Tuesday, November 18, 2008

DTN

Traditionally network protocols have been designed with assumptions about delay and loss not being excessive and an end-to-end path more often than not exists. DTNs violate these assumptions and the authors give a list of example scenarios in the genre of mobile ad hoc networks. My doubts about DTNs "becoming important" persist - the scenarios listed here seem outlandish and I am not convinced these are becoming prevalant or will ever. This reminds me of the din surrounding the work on MANETs...all exciting research problems but (I apologize) contrived scenarios. The standard approach of using a special proxy/gateway to connect to these networks along with specialized protocols internally seems to be more than enough. Their argument about not being able to use these networks as "transit" doesn't seem to convince me. Don't get me wrong - I totally understand that the problem is immensely challenging in the context where these networks operate. Anyways, let's read on...

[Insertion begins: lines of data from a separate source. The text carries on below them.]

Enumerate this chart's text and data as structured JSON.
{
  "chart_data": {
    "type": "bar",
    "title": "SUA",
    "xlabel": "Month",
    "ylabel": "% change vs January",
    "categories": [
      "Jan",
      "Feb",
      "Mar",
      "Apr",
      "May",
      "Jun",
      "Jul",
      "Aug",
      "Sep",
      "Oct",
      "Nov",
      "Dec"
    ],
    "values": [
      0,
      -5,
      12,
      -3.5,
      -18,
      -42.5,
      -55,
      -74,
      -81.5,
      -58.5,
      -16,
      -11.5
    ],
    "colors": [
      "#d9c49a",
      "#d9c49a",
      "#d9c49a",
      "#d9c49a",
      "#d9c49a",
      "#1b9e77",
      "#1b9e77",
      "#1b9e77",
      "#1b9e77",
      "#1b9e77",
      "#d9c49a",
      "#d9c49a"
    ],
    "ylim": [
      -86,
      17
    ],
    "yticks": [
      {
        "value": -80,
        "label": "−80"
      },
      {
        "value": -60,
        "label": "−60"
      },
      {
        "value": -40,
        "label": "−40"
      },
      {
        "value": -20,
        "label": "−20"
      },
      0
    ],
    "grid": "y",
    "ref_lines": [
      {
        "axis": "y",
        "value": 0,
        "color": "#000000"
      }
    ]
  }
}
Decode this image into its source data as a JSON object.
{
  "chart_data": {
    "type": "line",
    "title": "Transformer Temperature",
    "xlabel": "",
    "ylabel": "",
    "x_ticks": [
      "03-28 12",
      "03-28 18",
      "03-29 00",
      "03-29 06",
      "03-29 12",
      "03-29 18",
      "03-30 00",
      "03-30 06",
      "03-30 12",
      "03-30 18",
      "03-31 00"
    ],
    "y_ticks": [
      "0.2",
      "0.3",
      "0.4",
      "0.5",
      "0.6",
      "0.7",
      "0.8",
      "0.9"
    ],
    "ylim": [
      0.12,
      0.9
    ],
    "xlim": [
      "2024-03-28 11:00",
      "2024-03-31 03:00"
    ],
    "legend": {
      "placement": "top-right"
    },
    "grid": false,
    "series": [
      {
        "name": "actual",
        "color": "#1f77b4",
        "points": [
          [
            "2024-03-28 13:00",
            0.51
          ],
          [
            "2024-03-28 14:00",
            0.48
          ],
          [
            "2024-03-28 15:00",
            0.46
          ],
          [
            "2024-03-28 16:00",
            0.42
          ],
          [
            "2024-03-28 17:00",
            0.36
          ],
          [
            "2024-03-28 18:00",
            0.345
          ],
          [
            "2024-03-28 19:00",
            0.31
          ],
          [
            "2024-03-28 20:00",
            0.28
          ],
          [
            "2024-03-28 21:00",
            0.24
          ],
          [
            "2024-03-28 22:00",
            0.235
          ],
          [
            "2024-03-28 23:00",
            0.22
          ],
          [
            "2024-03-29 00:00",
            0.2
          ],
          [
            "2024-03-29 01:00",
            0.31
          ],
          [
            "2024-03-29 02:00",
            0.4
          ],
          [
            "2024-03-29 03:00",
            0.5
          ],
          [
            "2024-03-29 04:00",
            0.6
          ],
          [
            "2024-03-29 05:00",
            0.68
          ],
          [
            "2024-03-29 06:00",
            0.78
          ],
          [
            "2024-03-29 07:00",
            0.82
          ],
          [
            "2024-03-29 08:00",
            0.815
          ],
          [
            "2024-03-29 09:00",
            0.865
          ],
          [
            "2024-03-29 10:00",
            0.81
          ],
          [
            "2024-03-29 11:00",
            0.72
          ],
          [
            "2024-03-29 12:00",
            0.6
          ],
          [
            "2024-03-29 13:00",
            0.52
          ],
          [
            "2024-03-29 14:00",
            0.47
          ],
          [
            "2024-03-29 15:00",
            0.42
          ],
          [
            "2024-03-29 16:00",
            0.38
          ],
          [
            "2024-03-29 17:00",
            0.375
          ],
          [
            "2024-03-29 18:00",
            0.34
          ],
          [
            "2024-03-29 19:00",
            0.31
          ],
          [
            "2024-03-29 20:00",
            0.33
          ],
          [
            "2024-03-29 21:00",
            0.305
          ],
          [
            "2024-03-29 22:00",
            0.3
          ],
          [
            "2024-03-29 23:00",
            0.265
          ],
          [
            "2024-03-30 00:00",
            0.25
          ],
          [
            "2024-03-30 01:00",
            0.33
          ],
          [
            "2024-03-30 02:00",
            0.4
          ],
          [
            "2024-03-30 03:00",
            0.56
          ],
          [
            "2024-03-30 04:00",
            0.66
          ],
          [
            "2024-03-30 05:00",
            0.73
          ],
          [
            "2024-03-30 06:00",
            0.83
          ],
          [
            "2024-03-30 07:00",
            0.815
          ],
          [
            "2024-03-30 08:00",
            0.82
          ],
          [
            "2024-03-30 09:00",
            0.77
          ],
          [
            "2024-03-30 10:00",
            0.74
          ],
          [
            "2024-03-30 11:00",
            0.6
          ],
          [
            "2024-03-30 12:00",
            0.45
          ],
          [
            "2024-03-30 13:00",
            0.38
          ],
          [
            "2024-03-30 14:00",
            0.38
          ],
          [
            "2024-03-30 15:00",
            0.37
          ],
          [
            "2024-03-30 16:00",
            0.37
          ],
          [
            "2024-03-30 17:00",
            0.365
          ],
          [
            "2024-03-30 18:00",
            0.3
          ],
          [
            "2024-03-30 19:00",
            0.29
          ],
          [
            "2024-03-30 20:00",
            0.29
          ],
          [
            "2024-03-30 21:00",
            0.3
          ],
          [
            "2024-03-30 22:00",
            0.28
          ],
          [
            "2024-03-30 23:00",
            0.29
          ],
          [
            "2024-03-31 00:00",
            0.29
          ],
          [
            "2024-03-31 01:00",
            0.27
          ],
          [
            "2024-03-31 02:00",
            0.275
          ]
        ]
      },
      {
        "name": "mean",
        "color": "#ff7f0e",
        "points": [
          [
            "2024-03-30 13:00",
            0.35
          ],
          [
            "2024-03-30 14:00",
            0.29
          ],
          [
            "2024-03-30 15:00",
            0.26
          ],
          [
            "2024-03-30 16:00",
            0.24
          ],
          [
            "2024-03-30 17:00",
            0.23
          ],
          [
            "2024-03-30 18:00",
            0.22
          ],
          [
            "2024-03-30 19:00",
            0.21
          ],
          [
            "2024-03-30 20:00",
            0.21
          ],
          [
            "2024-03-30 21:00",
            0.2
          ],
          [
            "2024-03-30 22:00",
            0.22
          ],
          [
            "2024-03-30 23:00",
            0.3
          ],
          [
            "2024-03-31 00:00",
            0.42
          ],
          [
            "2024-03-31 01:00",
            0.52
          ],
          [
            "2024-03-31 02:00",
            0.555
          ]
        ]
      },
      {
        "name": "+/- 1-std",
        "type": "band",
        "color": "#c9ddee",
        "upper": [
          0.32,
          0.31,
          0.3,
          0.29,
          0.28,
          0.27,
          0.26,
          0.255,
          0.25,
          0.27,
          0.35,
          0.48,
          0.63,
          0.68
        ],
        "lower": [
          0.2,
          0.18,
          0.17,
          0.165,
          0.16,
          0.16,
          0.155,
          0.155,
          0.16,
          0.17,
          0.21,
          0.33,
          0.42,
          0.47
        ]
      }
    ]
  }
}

The paper does a good job of listing the challenges DTNs pose and how they are markedly different from traditional networks. This paper was published in 2003 and I am not sure if there was enough of deployments and data, but I would have loved to see some data to back their challenges - what are the communication patterns, how often, how many bytes etc.

Their architecture is pretty solid and their naming and forwarding schemes are nice. The best thing seems to be that this is entirely generic but then it really isn't optimized to any network. And my guess is that the moment you start optimizing it for different scenarios, we will end up at a state not too different from where we are now!

This is a good overview paper laying down a nice framework with all the possible issues (though sometimes it goes overboard, e.g., with security - now that clearly is totally unnecessary in these settings!). But I don't think this paper finds a place in a class teaching networking fundamentals.